Efficient way to split string at specific index

I’m currently trying to parse a file whose data lines are composed of 8 character columns without delimiter. Such as

<.. 1..><.. 2..><.. 3..><.. 4..><.. 5..><.. 6..><.. 7..><.. 8..><.. 9..><..10..>
11111111222222223333333344444444555555556666666677777777888888889999999911111111

So far, I’m working with indices and comprehension to do that with

split8_1(str::String) = [str[i+1:8] for i in 0:8:length(str)]
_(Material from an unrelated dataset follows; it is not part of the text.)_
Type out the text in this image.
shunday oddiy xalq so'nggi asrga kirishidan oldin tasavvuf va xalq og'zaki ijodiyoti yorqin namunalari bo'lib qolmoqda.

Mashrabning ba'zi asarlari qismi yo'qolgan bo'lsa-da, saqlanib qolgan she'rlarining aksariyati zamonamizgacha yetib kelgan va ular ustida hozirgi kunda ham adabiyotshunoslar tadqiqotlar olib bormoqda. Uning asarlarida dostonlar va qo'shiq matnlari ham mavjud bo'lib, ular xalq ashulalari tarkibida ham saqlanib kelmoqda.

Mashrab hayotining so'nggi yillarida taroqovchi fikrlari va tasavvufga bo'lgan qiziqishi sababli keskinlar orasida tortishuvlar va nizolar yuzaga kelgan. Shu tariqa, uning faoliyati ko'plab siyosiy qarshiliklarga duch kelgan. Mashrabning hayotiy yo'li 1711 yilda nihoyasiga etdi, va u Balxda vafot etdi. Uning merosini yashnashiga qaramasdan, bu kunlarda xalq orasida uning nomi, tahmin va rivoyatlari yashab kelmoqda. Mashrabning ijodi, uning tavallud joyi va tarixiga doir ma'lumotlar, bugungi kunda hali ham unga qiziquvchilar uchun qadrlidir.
However, I wonder if there is a more elegant or maybe built-in way to do that. Currently split only works by specifying a delimiter, not an index/indices.

I’ve found a potential solution with Iterators.partition under the form of

split8_2(str::String) = join.(Iterators.partition(str, 8))
split8_3(str::String) = Iterators.partition(str, 8)

The join is necessary to get the substrings and not vectors of characters, but give a huge performance hit.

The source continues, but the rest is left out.